Proitos also had a daughter, the Maira whose soul Odysseus encountered in the First Nekyia. She too conceived and bore a son by Zeus, a fellow named Lokrós. When that happened Maira was however a sworn companion of Artemis, and celibacy was of course a strict condition of that status. So Artemis killed Maira for violation of the bar to her devotees’ concourse with any male, and although Lokrós went on to become a co-founder of Thebes (with Amphion and Zetos), there was nothing he could do for his tragic mother when he reached manhood, she being long since dead.

So goes the story as told by some ancient commentators on the Odyssey. However, about the famous mural by Polygnotos that Pausanias saw at Delphoi in the second century a.D. and which he described in his Hellados Periegesis (X xxx 5), we read:

Beyond them [Phokos and Iaseus] is Maira sitting on a rock. About her the poem Returns [one of the Epic Cycle] says that she was still a maid when she departed this life, being the daughter of Proitos, son of Thersandros, who was a son of Sisyphos. Next to Maira is Aktaion, son of Aristaios, together with the mother of Aktaion; they hold in their hands a young deer, and are sitting on a deerskin. A hunting dog lies stretched out beside them...

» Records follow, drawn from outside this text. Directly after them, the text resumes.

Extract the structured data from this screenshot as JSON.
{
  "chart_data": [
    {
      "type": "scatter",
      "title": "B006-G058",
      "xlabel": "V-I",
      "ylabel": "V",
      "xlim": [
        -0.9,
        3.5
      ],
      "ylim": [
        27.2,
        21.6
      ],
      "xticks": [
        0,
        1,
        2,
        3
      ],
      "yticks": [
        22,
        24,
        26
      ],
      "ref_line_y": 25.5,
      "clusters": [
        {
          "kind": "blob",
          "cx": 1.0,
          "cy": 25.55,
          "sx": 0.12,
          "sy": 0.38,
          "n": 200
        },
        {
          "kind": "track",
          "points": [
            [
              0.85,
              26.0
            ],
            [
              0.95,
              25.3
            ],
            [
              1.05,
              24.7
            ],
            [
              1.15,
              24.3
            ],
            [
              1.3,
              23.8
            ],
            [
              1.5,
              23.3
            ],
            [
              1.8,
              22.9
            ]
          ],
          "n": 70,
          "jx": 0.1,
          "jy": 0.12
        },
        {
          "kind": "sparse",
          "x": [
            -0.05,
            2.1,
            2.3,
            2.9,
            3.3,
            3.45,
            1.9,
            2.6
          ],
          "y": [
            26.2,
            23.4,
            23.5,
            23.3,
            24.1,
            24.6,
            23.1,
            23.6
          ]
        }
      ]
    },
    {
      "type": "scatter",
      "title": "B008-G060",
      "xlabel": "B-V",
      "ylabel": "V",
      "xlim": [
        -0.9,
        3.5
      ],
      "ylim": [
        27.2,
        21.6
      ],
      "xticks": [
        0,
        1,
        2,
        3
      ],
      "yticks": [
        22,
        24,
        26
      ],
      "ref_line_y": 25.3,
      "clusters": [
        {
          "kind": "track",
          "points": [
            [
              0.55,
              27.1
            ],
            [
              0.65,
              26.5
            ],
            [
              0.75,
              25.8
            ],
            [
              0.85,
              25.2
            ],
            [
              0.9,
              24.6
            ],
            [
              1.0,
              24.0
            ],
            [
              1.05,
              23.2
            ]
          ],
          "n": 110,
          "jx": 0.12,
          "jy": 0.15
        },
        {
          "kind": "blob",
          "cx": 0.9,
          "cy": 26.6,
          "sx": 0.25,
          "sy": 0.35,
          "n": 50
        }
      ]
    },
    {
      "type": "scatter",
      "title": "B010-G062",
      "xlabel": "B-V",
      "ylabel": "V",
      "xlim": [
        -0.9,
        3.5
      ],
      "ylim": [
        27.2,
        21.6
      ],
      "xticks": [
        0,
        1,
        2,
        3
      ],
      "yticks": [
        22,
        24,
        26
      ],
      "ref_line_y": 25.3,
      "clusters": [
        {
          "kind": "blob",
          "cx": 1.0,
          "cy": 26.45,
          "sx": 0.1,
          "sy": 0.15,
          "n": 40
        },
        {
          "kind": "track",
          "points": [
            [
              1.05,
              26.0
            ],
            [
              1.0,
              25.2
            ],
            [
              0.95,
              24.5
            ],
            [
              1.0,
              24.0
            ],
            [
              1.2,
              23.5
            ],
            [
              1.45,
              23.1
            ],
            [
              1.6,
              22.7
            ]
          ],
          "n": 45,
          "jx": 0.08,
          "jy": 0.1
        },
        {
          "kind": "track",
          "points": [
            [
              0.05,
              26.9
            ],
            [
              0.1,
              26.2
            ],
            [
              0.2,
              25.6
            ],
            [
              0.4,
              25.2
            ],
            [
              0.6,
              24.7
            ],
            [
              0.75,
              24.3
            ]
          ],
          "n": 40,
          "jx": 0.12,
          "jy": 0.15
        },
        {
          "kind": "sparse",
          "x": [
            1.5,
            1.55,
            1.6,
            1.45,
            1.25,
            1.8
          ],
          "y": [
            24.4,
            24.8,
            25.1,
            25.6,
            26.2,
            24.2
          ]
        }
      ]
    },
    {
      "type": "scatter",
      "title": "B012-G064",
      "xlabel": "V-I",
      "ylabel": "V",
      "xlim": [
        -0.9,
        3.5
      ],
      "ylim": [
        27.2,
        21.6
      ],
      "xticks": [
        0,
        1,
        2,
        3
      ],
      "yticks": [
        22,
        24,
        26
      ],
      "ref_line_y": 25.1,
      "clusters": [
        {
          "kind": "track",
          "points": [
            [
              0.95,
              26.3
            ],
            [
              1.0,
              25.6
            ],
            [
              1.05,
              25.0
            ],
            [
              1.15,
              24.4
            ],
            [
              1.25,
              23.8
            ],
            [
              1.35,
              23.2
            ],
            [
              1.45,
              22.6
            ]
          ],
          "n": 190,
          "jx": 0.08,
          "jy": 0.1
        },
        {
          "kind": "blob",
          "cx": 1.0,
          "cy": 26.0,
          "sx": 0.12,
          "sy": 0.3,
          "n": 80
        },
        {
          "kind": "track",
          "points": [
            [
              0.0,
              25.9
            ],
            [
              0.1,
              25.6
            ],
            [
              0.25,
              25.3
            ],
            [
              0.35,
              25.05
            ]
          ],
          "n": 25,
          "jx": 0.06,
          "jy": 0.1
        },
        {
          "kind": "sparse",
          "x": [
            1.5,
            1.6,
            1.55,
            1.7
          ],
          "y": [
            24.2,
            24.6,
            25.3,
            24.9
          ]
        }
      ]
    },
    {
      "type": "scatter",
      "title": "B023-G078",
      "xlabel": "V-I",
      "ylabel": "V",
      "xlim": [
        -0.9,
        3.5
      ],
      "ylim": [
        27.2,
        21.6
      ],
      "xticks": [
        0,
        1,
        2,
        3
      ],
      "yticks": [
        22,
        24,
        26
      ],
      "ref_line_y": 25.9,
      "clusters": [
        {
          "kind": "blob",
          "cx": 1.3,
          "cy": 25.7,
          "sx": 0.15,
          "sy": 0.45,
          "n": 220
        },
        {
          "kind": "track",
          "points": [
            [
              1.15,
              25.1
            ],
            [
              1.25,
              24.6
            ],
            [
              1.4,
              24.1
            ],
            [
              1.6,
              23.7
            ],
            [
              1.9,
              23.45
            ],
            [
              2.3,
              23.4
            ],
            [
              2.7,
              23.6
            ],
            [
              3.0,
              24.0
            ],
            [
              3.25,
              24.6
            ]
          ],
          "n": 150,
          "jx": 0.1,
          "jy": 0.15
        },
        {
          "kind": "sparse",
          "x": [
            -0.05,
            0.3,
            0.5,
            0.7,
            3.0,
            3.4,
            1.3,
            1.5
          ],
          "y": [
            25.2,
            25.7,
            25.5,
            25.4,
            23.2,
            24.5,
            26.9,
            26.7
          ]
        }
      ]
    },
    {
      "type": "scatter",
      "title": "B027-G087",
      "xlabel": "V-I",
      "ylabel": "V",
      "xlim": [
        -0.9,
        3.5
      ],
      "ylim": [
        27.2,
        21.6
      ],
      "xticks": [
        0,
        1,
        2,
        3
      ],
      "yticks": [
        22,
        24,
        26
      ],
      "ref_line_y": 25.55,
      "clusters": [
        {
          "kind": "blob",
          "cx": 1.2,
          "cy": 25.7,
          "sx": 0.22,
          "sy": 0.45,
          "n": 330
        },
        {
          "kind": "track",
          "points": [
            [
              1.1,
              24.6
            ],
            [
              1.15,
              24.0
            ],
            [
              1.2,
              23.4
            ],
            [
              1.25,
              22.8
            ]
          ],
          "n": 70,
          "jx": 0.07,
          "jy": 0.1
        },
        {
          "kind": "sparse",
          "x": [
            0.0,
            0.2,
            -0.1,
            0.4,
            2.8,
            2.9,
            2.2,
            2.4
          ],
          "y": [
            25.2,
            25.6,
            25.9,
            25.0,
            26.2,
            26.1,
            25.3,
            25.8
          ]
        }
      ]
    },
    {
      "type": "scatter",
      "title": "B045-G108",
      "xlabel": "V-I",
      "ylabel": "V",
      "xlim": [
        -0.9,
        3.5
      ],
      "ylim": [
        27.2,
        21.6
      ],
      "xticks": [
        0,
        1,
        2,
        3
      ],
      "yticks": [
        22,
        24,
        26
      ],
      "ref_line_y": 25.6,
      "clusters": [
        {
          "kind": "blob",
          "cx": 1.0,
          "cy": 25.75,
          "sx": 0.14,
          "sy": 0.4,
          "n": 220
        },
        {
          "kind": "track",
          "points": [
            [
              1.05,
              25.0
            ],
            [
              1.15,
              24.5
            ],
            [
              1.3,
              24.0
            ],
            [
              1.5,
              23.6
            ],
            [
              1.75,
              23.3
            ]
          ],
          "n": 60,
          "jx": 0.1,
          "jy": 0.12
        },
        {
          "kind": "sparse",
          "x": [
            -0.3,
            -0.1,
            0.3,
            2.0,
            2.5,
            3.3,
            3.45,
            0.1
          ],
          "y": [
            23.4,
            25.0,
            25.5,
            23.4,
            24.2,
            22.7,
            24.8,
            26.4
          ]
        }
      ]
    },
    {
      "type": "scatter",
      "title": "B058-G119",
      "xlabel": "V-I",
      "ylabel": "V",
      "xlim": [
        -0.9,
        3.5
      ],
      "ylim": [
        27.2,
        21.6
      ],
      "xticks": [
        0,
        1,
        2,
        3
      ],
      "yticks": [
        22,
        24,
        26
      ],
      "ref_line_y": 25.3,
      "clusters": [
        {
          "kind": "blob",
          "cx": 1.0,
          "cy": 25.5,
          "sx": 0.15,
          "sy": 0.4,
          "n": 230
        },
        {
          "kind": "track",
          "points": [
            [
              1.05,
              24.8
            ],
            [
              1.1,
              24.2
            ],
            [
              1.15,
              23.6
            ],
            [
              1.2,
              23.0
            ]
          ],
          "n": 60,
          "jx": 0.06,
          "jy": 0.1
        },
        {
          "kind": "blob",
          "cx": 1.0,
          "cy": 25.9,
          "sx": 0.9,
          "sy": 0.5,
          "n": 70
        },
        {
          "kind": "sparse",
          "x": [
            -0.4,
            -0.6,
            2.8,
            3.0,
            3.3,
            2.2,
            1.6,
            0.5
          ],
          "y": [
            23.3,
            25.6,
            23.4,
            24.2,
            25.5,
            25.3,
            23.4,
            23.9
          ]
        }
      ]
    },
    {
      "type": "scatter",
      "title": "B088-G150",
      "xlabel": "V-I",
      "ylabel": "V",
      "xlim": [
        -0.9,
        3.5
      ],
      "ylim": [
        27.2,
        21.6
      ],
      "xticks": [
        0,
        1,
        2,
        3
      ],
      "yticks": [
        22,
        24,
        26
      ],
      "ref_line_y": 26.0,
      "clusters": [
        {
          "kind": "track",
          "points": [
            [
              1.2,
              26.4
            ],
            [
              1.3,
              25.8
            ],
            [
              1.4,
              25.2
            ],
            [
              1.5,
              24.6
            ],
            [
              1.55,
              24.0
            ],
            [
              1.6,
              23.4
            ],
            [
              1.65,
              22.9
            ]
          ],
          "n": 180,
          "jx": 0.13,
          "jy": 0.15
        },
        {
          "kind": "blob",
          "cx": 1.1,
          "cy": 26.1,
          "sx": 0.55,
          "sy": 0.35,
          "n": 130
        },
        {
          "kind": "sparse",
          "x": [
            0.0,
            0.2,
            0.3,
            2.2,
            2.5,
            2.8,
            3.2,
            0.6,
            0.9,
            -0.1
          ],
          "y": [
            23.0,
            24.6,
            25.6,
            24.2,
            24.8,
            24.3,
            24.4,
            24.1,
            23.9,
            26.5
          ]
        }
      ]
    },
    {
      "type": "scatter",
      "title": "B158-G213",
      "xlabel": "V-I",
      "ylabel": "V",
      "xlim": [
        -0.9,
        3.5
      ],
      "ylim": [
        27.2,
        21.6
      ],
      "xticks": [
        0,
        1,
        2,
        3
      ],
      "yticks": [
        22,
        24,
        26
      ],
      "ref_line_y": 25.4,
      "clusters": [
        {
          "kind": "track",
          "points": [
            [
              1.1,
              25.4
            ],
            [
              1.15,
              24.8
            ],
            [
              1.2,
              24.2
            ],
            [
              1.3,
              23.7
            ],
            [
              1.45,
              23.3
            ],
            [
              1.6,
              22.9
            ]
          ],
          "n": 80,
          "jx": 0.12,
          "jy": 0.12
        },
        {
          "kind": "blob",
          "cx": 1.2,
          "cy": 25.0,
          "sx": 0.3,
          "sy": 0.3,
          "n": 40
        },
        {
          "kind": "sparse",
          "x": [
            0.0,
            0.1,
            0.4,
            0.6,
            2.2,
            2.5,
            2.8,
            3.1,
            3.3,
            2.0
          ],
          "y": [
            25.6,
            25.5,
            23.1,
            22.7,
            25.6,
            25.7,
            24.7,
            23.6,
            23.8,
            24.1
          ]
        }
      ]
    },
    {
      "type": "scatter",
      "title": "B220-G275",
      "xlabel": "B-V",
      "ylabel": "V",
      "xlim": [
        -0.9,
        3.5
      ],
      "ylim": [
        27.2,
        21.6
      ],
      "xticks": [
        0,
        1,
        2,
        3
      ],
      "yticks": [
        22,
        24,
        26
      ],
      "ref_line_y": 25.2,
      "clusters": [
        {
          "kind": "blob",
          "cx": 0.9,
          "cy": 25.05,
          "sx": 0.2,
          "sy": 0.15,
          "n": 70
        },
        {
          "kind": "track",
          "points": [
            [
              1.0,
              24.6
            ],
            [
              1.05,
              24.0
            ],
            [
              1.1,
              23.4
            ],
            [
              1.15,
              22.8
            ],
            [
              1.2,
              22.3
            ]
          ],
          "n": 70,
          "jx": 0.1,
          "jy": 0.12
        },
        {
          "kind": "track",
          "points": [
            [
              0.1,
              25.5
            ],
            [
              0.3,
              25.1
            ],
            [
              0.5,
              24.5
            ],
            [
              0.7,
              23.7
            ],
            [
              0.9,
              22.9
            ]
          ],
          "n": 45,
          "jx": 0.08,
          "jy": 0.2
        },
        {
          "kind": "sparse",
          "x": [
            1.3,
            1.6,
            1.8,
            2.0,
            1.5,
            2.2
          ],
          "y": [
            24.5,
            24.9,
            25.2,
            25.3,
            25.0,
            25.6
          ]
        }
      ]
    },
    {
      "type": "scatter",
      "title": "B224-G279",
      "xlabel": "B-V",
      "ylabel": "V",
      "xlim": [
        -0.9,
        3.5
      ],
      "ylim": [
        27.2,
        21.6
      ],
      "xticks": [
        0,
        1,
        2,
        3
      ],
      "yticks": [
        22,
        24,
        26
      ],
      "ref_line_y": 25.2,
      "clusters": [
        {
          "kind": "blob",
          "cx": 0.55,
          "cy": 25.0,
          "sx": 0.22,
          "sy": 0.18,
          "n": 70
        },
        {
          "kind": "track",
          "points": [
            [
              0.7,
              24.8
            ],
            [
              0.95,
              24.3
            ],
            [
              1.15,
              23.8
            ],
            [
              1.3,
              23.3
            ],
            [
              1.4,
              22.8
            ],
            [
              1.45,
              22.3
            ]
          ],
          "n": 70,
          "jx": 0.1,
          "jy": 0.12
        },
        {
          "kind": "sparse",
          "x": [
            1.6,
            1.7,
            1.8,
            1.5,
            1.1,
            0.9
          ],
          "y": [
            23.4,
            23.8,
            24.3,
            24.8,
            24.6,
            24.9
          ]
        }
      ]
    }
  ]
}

In Pausanias’ version of the myth of Maira there is obviously much difference from the story generally told by the later sources as given above. That Maira was, like Aktaion, a famous victim of Artemis, is however implicit in Polygnotos’ depiction of her. Whether the line in Ovid’s Metamorphoses (VII 362) pertains to the Maira of the Odyssey is unknowable,

et quos Maera novo latratu terruit agros

and where Maira spread terror over the fields by her strange barking.

But having turned the male hunter Aktaion into a game animal in order to kill him for an infraction of the goddess’s anti-sexual ordinances, it would be quite in character for Artemis to have turned the female Maira into a hound in order to cause her death for a similar fault.